The order that matrices are multiplied in matters. When multiplying numbers, a * b = c, and b * a = c are both true. For example 3 * 4 = 12, and 4 * 3 = 12. In math these numbers would be described as commutative. Matrices are not guaranteed to be the same if the order is switched, so matrices are non-commutative.

Another mind-bender is that matrix multiplication in WebGL and CSS needs to happen in the reverse order that the operations intuitively happen.
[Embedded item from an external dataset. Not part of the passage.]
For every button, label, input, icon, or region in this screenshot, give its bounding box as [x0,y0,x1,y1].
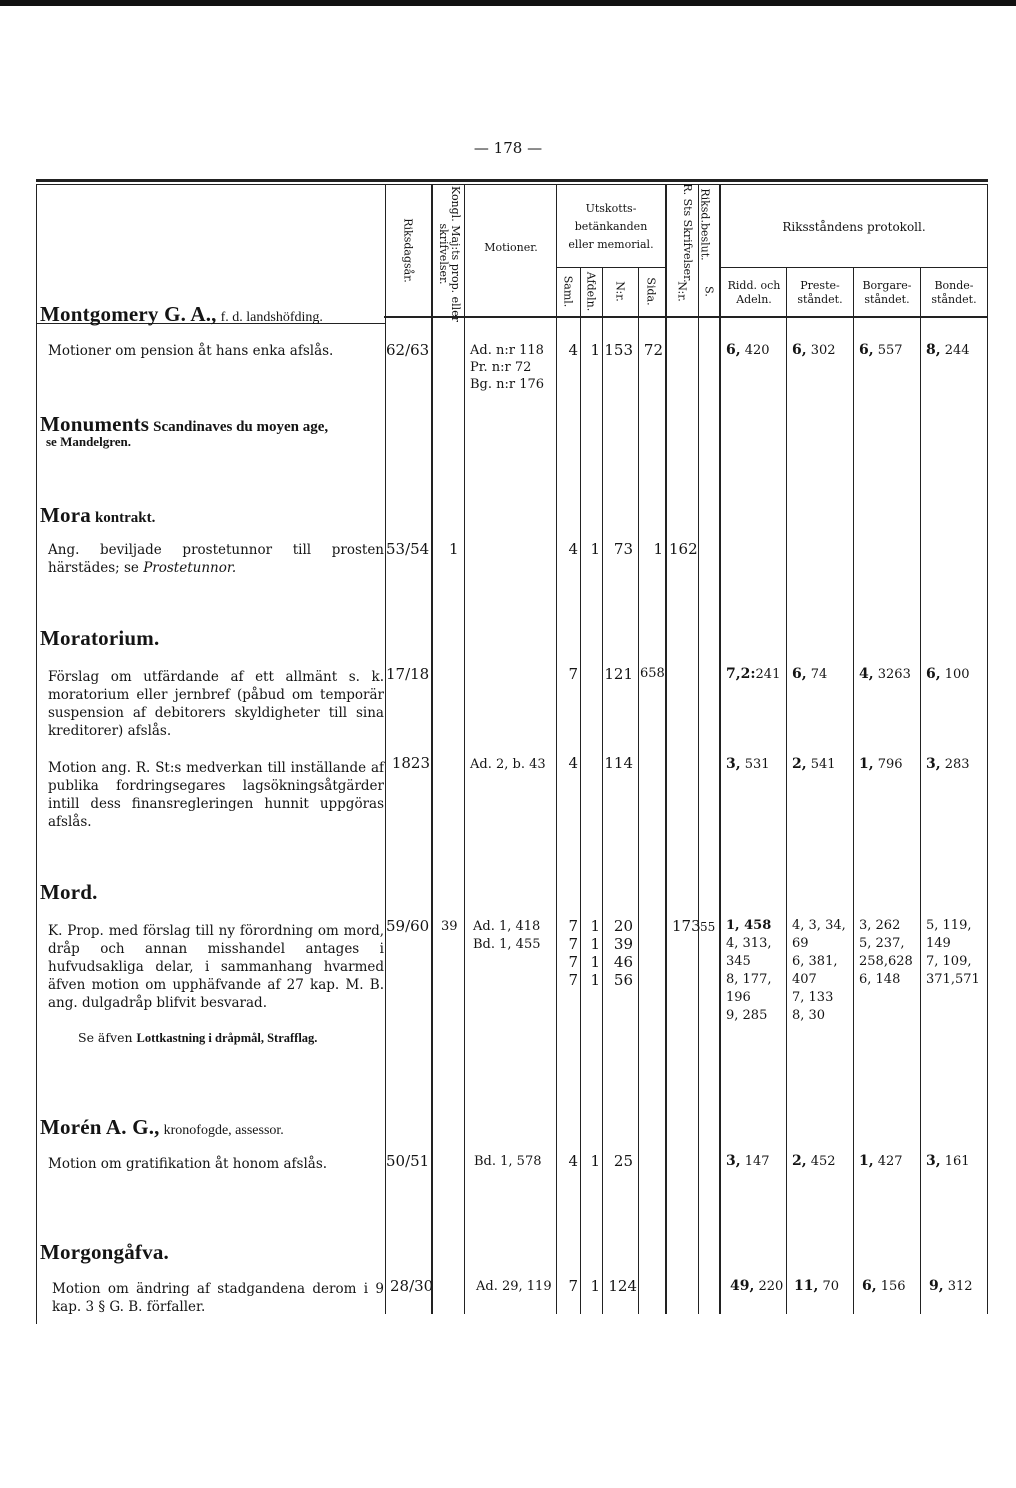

For instance, to scale something down by 80%, move it down 200 pixels, and then rotate about the origin 90 degrees would look something like the following in pseudo-code.
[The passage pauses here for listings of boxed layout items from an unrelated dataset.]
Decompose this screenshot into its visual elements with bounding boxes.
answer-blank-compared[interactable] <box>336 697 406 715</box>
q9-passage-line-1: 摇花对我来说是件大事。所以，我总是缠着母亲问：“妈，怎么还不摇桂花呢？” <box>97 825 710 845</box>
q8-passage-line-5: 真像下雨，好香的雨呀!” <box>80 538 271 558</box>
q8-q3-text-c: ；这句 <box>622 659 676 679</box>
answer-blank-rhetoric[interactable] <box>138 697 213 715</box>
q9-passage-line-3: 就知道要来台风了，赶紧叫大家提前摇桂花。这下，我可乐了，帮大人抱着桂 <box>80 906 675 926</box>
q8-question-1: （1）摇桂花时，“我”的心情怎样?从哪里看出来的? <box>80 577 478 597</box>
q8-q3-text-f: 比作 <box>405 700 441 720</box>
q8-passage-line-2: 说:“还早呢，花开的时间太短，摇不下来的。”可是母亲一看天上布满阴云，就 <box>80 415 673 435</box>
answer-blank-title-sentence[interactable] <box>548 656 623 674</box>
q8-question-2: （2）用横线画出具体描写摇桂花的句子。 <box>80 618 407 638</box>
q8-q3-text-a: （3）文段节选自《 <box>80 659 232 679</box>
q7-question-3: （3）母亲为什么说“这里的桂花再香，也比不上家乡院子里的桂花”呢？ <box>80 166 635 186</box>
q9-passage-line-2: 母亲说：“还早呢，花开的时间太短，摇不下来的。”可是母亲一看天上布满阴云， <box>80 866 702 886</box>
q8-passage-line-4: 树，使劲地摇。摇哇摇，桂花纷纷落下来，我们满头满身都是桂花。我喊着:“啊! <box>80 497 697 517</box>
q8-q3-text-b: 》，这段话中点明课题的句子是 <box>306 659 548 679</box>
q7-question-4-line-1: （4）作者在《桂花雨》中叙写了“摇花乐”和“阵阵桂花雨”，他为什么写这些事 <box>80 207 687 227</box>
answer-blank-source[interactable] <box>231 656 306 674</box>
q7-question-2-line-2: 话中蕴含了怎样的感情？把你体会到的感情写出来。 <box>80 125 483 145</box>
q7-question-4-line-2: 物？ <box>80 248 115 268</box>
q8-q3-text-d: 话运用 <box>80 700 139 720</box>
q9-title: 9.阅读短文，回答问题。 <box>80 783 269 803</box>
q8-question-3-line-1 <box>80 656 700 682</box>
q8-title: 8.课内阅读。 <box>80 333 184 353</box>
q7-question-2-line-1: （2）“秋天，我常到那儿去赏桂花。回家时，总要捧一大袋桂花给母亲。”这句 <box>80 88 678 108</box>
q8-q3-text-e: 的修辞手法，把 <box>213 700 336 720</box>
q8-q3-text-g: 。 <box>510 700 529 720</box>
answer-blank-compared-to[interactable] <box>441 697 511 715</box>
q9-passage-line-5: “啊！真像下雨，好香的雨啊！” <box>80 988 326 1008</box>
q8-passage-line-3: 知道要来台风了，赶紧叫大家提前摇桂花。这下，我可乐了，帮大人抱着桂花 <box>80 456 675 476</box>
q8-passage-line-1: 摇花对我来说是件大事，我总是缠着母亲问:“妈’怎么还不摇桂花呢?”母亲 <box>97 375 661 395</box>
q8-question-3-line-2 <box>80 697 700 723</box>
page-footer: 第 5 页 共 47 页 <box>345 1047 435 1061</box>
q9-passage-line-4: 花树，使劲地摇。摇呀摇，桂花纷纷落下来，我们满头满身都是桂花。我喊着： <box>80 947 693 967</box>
  transformation = rotate * translate * scale

Composing multiple transformations

The function that we will be using to compose our matrices is multiplyArrayOfMatrices(), which is part of the set of utility functions introduced near the top of this article. It takes an array of matrices and multiplies them together, returning the result. In WebGL shader code, this is built into the language and the * operator can be used. Additionally this example uses scale() and translate() functions, which return matrices as defined above.
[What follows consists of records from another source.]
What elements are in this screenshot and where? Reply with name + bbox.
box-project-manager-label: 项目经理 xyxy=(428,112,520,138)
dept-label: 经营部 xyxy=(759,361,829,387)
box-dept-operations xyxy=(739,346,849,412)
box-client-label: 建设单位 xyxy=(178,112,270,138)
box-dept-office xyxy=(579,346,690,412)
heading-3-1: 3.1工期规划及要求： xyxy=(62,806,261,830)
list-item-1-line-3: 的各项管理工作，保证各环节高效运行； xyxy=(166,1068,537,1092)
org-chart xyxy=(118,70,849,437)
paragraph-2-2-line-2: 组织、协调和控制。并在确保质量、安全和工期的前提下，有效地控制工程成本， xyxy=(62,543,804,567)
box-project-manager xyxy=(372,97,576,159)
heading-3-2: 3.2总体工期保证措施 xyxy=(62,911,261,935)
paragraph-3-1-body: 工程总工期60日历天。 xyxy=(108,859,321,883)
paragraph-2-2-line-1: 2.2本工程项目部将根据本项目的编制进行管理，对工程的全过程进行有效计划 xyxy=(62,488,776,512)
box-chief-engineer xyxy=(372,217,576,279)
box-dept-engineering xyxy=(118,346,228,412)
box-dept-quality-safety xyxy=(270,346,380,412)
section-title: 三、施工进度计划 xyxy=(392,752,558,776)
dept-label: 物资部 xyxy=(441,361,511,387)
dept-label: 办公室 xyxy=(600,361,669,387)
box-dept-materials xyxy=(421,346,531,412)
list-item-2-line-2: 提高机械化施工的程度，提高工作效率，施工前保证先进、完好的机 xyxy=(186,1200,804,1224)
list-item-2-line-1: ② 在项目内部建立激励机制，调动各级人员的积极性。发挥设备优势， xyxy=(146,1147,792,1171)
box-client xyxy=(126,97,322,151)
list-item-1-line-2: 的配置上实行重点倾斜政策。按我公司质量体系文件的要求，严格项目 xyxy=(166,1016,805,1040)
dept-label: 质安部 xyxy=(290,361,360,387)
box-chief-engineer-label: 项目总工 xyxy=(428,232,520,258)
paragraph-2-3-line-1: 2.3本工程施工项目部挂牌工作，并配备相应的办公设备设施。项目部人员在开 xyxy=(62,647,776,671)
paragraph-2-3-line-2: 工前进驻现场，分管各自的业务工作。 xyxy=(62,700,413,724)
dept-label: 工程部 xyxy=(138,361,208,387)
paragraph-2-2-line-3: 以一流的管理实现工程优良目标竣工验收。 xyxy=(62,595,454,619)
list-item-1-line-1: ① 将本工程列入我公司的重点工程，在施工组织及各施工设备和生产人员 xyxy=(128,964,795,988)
let transformMatrix = MDN.multiplyArrayOfMatrices([
  rotateAroundZAxis(Math.PI * 0.5),    // Step 3: rotate around 90 degrees
  translate(0, 200, 0),                // Step 2: move down 100 pixels
  scale(0.8, 0.8, 0.8),                // Step 1: scale down
]);

View on JSFiddle

An example of matrix composition

Finally a fun step to show how matrices work is to reverse the steps to bring the matrix back to the original identity matrix.

let transformMatrix = MDN.multiplyArrayOfMatrices([
  scale(1.25, 1.25, 1.25),             // Step 6: scale back up
  translate(0, -200, 0),               // Step 5: move back up
  rotateAroundZAxis(-Math.PI * 0.5),   // Step 4: rotate back
  rotateAroundZAxis(Math.PI * 0.5),    // Step 3: rotate around 90 degrees
  translate(0, 200, 0),                // Step 2: move down 100 pixels
  scale(0.8, 0.8, 0.8),                // Step 1: scale down
]);

Why matrices are important

Matrices are important because they comprise a small set of numbers that can describe a wide range of transformations in space. They can easily be shared around in programs. Different coordinate spaces can be described with matrices, and some matrix multiplication will move one set of data from one coordinate space to another coordinate space. Matrices effectively remember every part of the previous transforms that were used to generate them.

For uses in WebGL, the graphics card is particularly good at multiplying a large number of points in space by matrices. Different operations like positioning points, calculating lighting, and posing animated characters all rely on this fundamental tool.